The allegations of a pressure campaign by Trump to get the Ukrainians to announce investigations into a conspiracy theory about the 2016 presidential election and the Bidens are central to the impeachment inquiry into whether Trump abused the power of his office for personal political gain.

The documents released Friday appear to confirm that Pompeo and Giuliani spoke on the phone on March 26, and that another call was scheduled between the two men for March 29 and that it took place.

One email appears to show Trump’s former personal assistant, Madeleine Westerhout, helping to connect Giuliani to Pompeo after there was trouble establishing a connection.

The documents do not say what Giuliani and Pompeo discussed. The March 29 call was scheduled for 20 minutes but lasted just four minutes, according to the documents, and the March 26 call was also just minutes long, the emails show.
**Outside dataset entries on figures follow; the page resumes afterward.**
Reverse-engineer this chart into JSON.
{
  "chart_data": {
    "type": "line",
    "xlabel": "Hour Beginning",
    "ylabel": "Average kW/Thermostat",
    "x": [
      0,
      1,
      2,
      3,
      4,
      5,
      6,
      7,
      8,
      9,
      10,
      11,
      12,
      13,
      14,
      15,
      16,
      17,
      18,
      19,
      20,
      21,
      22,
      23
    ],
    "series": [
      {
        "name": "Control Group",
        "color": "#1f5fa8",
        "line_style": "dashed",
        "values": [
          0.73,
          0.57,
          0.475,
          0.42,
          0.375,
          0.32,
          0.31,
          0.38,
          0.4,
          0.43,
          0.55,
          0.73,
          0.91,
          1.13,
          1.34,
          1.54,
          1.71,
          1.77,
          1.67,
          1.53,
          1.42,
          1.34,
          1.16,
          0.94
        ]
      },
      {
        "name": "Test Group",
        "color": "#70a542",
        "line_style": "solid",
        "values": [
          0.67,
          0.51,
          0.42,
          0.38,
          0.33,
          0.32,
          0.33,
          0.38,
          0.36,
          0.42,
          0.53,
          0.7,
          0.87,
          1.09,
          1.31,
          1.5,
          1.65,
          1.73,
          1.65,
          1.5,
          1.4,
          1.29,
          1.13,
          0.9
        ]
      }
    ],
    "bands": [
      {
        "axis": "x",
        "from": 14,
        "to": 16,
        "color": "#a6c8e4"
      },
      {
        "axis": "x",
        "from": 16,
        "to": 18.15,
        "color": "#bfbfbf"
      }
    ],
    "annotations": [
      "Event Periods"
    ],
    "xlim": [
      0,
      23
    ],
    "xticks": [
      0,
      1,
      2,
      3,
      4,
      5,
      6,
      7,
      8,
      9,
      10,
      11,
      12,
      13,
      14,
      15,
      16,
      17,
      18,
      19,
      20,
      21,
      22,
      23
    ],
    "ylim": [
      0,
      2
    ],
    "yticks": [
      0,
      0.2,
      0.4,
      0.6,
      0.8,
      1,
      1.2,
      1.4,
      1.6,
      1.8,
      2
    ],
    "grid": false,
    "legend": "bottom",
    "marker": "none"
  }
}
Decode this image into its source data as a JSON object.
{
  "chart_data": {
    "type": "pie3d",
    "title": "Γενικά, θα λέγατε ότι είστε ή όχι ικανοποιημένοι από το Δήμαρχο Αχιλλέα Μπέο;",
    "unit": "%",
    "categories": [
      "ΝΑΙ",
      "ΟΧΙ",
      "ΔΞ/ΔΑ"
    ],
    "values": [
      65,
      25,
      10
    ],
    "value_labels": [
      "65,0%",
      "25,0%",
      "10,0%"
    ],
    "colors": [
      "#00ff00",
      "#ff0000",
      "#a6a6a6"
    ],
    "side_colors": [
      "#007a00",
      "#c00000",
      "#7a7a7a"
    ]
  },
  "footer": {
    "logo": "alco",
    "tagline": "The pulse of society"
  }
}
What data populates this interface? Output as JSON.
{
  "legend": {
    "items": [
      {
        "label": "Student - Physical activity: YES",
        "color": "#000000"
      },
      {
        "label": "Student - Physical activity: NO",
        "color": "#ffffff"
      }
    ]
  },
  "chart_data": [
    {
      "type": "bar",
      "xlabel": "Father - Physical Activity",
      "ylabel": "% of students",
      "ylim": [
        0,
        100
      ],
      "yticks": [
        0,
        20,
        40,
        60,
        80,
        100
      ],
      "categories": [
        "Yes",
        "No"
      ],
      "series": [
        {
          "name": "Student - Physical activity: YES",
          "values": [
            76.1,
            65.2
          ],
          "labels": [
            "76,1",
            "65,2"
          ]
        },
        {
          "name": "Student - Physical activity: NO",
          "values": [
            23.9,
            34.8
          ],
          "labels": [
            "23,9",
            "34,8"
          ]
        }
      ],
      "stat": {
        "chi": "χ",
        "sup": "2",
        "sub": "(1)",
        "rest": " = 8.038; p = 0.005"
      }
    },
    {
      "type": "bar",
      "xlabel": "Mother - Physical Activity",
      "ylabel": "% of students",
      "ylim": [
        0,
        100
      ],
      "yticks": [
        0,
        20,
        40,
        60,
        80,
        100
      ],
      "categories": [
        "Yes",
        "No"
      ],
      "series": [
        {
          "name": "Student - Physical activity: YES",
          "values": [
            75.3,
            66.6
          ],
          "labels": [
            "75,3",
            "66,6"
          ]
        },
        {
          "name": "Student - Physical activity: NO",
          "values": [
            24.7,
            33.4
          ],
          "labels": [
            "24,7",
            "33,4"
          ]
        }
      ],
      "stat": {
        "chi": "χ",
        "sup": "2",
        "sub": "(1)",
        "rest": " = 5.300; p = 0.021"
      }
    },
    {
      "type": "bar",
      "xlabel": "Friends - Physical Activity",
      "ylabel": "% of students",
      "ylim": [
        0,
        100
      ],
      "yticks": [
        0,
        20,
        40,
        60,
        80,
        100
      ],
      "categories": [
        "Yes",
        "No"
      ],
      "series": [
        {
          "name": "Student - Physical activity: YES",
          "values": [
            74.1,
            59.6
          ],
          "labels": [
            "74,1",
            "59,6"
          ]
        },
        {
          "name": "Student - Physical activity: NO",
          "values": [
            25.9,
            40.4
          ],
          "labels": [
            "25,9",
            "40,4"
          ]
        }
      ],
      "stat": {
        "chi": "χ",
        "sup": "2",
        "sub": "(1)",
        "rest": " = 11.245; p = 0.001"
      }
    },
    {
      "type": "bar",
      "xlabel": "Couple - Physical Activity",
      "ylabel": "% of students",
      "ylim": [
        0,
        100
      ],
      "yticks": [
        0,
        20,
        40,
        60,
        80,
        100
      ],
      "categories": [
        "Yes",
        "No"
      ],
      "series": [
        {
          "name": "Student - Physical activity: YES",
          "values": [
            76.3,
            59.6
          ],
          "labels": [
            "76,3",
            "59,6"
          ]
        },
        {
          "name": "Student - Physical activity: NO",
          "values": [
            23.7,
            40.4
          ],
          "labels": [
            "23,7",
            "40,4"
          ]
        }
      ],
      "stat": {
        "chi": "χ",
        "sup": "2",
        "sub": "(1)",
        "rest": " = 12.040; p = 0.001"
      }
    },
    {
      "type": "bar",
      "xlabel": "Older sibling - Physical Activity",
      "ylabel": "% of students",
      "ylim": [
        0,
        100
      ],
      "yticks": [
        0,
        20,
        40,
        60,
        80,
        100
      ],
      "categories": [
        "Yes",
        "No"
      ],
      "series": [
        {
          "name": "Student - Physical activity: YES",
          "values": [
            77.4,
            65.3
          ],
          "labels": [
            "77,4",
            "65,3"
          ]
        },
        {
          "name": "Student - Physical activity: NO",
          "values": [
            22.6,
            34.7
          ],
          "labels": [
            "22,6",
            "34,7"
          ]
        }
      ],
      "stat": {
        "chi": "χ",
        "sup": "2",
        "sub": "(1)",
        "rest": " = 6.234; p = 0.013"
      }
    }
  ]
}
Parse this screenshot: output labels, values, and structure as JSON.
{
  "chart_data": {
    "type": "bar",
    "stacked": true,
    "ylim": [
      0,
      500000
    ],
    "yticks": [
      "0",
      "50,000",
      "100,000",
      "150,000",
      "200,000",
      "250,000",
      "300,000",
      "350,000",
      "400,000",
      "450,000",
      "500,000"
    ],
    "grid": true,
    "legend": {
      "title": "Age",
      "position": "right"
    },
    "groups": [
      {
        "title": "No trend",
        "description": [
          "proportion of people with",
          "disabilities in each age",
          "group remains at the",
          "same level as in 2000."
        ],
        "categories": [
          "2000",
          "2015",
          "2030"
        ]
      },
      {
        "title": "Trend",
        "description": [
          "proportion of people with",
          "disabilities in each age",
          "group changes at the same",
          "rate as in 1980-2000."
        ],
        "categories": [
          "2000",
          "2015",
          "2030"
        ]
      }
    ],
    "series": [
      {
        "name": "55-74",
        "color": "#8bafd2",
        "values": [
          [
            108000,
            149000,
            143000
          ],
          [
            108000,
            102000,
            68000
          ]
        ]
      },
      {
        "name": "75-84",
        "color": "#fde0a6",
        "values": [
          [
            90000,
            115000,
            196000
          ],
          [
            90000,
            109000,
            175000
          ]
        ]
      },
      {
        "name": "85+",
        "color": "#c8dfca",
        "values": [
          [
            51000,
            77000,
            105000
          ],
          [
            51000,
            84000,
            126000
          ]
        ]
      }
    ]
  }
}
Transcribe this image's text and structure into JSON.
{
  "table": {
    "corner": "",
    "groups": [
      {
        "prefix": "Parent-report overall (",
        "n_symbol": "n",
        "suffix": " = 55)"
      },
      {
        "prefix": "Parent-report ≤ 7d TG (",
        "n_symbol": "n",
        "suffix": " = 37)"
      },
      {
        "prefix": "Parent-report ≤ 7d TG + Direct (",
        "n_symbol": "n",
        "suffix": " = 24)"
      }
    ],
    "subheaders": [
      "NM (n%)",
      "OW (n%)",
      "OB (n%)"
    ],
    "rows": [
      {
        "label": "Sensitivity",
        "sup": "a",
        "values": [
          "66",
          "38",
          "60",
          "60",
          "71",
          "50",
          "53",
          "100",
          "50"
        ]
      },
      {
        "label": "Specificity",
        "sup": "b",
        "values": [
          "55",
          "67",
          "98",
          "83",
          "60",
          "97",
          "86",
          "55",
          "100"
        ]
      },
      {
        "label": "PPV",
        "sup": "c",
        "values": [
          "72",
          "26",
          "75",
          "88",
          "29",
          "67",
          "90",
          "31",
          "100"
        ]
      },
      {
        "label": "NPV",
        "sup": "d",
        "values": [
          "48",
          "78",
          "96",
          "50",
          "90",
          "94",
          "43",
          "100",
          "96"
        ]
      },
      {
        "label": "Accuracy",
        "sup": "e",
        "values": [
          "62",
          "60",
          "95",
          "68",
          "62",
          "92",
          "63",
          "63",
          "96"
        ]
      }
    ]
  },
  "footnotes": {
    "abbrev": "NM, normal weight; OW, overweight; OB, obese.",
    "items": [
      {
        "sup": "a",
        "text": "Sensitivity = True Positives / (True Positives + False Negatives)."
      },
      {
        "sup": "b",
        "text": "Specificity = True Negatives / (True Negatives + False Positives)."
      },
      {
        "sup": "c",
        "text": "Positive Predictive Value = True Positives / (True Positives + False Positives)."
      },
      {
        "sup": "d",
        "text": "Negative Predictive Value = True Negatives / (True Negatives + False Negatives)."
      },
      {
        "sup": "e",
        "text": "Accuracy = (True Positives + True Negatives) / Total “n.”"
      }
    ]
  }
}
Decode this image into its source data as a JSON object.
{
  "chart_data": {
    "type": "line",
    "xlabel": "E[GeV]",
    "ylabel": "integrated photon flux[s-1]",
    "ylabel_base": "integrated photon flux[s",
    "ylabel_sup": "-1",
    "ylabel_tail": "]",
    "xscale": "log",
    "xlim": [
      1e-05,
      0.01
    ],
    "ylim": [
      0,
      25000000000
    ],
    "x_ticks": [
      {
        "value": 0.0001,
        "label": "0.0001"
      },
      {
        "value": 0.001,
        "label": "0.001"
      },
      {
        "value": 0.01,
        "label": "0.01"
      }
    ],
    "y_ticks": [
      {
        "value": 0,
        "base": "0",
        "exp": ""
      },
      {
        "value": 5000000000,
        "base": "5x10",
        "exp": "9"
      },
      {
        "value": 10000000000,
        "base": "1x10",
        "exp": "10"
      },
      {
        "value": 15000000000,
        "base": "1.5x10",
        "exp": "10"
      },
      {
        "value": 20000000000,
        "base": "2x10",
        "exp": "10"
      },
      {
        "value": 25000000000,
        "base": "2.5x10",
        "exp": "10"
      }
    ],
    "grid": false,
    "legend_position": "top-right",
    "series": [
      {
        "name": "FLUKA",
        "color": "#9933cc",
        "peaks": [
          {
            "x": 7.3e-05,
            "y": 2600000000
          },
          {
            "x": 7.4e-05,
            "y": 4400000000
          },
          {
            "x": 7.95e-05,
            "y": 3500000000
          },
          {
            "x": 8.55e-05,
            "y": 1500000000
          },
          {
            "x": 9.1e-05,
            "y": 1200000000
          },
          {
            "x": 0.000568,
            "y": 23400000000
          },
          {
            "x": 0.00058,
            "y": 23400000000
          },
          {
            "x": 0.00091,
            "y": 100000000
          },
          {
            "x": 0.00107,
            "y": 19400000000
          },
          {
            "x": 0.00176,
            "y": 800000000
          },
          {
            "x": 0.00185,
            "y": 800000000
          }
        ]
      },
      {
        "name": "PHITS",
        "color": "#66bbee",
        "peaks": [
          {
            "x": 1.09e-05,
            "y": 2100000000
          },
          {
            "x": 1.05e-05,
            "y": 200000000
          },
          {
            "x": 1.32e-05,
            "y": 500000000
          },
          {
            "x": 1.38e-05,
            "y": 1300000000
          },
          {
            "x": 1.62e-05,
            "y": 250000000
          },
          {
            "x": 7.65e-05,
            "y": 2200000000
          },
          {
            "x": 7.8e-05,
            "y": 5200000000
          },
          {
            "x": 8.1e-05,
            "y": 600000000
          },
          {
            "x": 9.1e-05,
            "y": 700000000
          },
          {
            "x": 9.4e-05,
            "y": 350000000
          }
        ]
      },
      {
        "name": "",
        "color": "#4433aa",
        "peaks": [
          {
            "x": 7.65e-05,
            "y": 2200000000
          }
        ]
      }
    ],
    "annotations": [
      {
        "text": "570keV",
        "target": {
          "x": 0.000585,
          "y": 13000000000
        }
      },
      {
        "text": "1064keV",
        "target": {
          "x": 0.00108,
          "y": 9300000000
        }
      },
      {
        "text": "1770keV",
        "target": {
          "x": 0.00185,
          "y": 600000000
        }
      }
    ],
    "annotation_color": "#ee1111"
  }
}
A request for comment from the State Department was not immediately returned after the documents were released late Friday.

The emails also show that before the acting U.S. ambassador to Ukraine, Bill Taylor, took the job he was among six former Ukraine ambassadors who objected to "recent uncorroborated allegations" about Yovanovitch.

The April letter from Taylor and the five others says, "these charges are simply wrong."

Taylor told Congress he was asked to return to lead the embassy in Kyiv in May by Secretary of State Mike Pompeo. In his testimony, Taylor said his initial reservation about taking the job was because of the poor treatment of Yovanovitch.

The April 5 letter from Taylor and the former ambassadors cited recent articles by John Solomon, who at the time was an opinion contributor for The Hill, that claimed the embassy under Yovanovitch interfered with the ability of the Ukrainian prosecutor to investigate anti-corruption cases, and that she criticized Trump.

"If the attack on Ambassador Yovanovitch were to gain traction, it would be an injustice against her and against reformers in Ukraine," the letter to the State Department reads. "Allowing these attacks on a US Ambassador in the field to stand without rebuttal from senior leadership in the US government weakens the structure of our diplomatic engagement," it adds.

House Democrats are still waiting for documents from the State Department that they subpoenaed in connection with the impeachment inquiry.

American Oversight says this is just the first round of disclosures.

"The evidence is only going to get worse for the administration as its stonewall strategy collapses in the face of court orders," Evers said in the statement.